College basketball week 8: 5 biggest takeaways
By Chris Stone
3. Indiana is stumbling and doesn’t have an easy fix
After losing a home matchup to the Nebraska Cornhuskers and a neutral site contest to the Louisville Cardinals, the Indiana Hoosiers are on a two game losing streak heading into the heart of Big Ten play. The Hoosiers have been as bipolar as any team in America this season. They own big time wins over Kansas and North Carolina, but have already lost four games and look like they might be closer to the second tier of the Big Ten than the top of the league with teams like Wisconsin and Purdue.

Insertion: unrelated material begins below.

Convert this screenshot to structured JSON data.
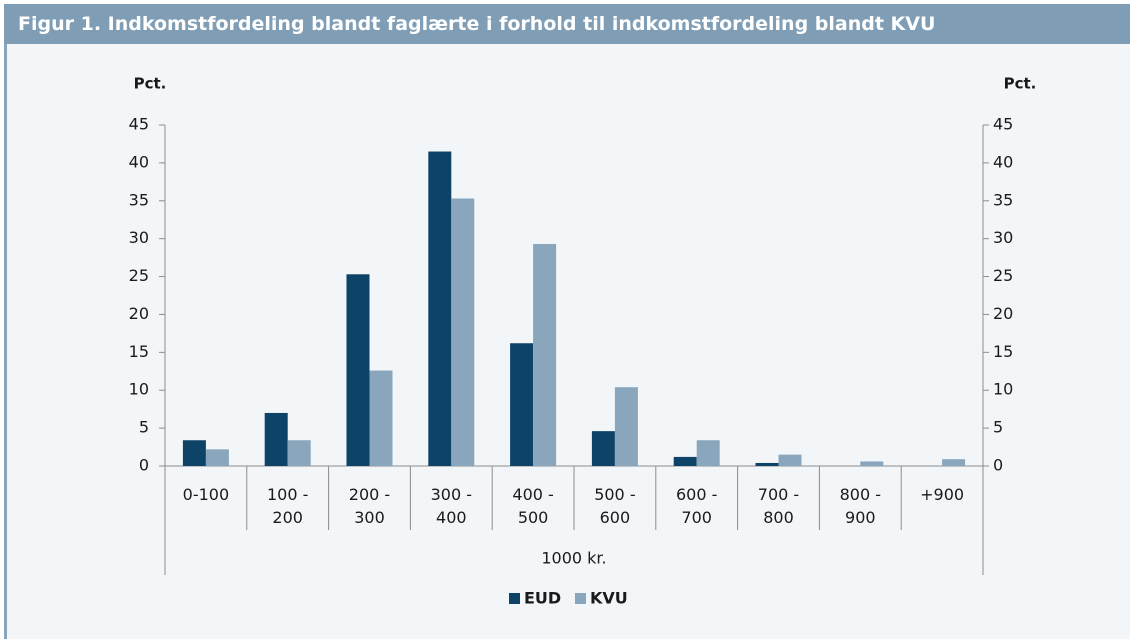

The concerns for Indiana are two-fold. First, the Hoosiers are a questionable defensive operation despite having the versatile OG Anunoby. In three of their four losses (IPFW excluded), they have given up 1.17 points per possession or worse. Indiana doesn’t create turnovers (16.3 percent turnover rate, 311th nationally) and is therefore reliant on opponents to miss shots. When they don’t, the Hoosiers lose.
Second, Indiana is heavily reliant on being able to knockdown outside shots. The Hoosiers have attempted 40.3 percent of their total field goal attempts from behind the arc this season and although they’re generally a good shooting team they’ve struggled from deep in their losses. Indiana is shooting just 30.8 percent on 3-pointers across those four games.
Poor defense can be improved upon. Head coach Tom Crean got the Hoosiers playing better defense by the NCAA Tournament last season, but poor shooting nights are dangerous in the single-elimination environment of March if you’re heavily reliant on them to score.